政略結婚かと思ったら溺愛婚でした。
「じゃあ、これだけ答えて。僕とキスするの、嫌ですか?」
 浅緋はそれだけを考えて首を横に振った。
 嫌なわけがない。

「じゃあ、キスしていい?」
 こくりとうなずく。
「浅緋さん……」

 とても、甘い声がして、片倉が浅緋の頬に手を触れる。
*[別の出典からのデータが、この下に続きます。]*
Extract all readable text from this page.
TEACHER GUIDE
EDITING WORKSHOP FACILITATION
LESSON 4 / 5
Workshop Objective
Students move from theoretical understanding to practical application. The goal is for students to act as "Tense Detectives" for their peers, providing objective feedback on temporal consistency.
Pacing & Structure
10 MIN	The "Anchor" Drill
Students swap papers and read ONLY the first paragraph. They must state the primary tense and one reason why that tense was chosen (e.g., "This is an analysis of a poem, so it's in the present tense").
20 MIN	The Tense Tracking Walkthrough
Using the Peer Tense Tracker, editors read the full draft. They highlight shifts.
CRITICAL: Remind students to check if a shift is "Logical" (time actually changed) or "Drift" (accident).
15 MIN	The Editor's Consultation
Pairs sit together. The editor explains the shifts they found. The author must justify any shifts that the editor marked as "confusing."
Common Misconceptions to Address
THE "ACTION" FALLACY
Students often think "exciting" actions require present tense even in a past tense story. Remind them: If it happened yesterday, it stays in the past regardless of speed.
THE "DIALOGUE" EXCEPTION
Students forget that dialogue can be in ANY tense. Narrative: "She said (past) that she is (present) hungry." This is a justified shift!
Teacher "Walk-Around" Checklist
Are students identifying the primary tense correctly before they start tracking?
そうしてそっと顔を仰のかせた。

 まるで、すべてのパーツが計算されつくして配置されているような片倉の顔がとても近い。
 軽く唇が重なった。

 片倉が触れてくれている手の感触や、優しく見つめてくれる眼鏡の奥の瞳とか、触れ合っている身体の体温とか、そういうものをひどく近くに感じたし、抑えることのできない自分の胸の高鳴りも浅緋は感じた。
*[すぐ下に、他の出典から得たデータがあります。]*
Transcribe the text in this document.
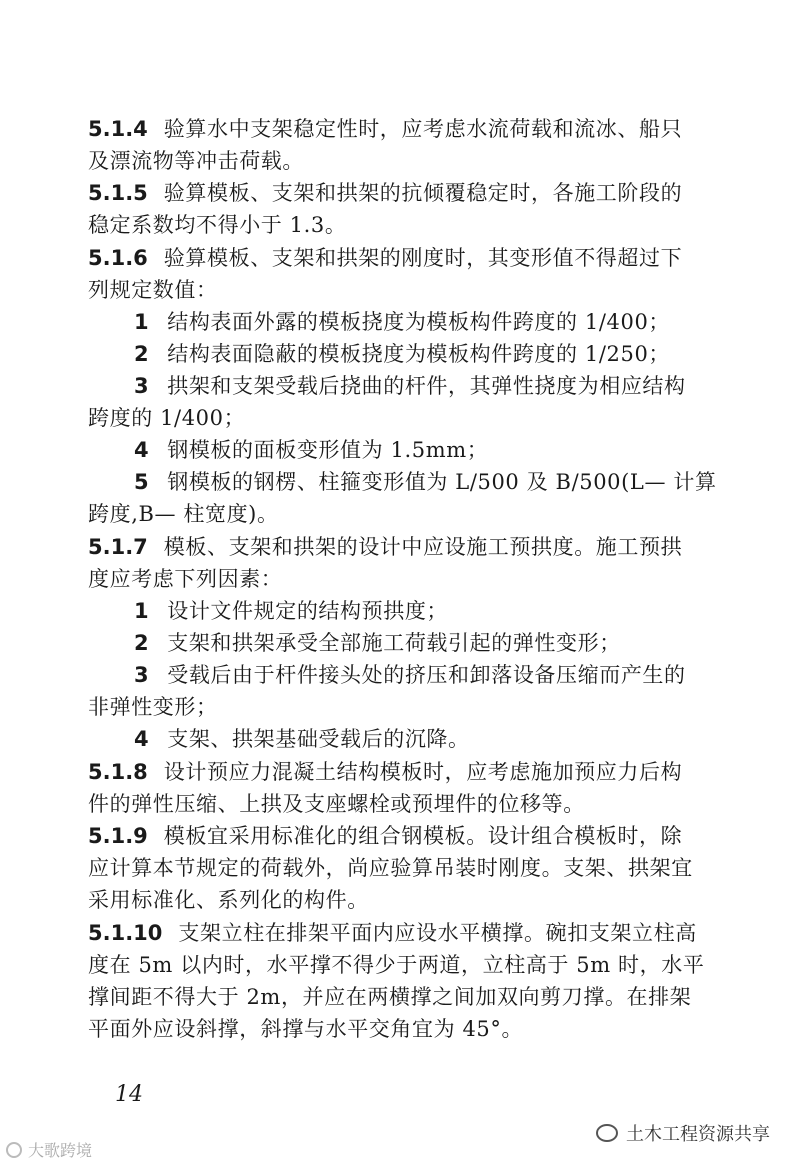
5.1.4 验算水中支架稳定性时，应考虑水流荷载和流冰、船只
及漂流物等冲击荷载。
5.1.5 验算模板、支架和拱架的抗倾覆稳定时，各施工阶段的
稳定系数均不得小于 1.3。
5.1.6 验算模板、支架和拱架的刚度时，其变形值不得超过下
列规定数值：
1 结构表面外露的模板挠度为模板构件跨度的 1/400；
2 结构表面隐蔽的模板挠度为模板构件跨度的 1/250；
3 拱架和支架受载后挠曲的杆件，其弹性挠度为相应结构
跨度的 1/400；
4 钢模板的面板变形值为 1.5mm；
5 钢模板的钢楞、柱箍变形值为 L/500 及 B/500(L— 计算
跨度,B— 柱宽度)。
5.1.7 模板、支架和拱架的设计中应设施工预拱度。施工预拱
度应考虑下列因素：
1 设计文件规定的结构预拱度；
2 支架和拱架承受全部施工荷载引起的弹性变形；
3 受载后由于杆件接头处的挤压和卸落设备压缩而产生的
非弹性变形；
4 支架、拱架基础受载后的沉降。
5.1.8 设计预应力混凝土结构模板时，应考虑施加预应力后构
件的弹性压缩、上拱及支座螺栓或预埋件的位移等。
5.1.9 模板宜采用标准化的组合钢模板。设计组合模板时，除
应计算本节规定的荷载外，尚应验算吊装时刚度。支架、拱架宜
采用标准化、系列化的构件。
5.1.10 支架立柱在排架平面内应设水平横撑。碗扣支架立柱高
度在 5m 以内时，水平撑不得少于两道，立柱高于 5m 时，水平
撑间距不得大于 2m，并应在两横撑之间加双向剪刀撑。在排架
平面外应设斜撑，斜撑与水平交角宜为 45°。
14
土木工程资源共享
大歌跨境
 そうして胸がぎゅっとして、温かい気持ちになってとてもふわふわして幸せな気持ちになったのだ。

「ん?」
 甘くて、よく響く片倉の声がとても近い。

「嬉しい……です」
「そう。じゃあ、もっとしていい?」
「はい」

 だから、浅緋はきっと唇が重なるんだろうと思っていたのだ。

 そう、唇は重なった。最初は。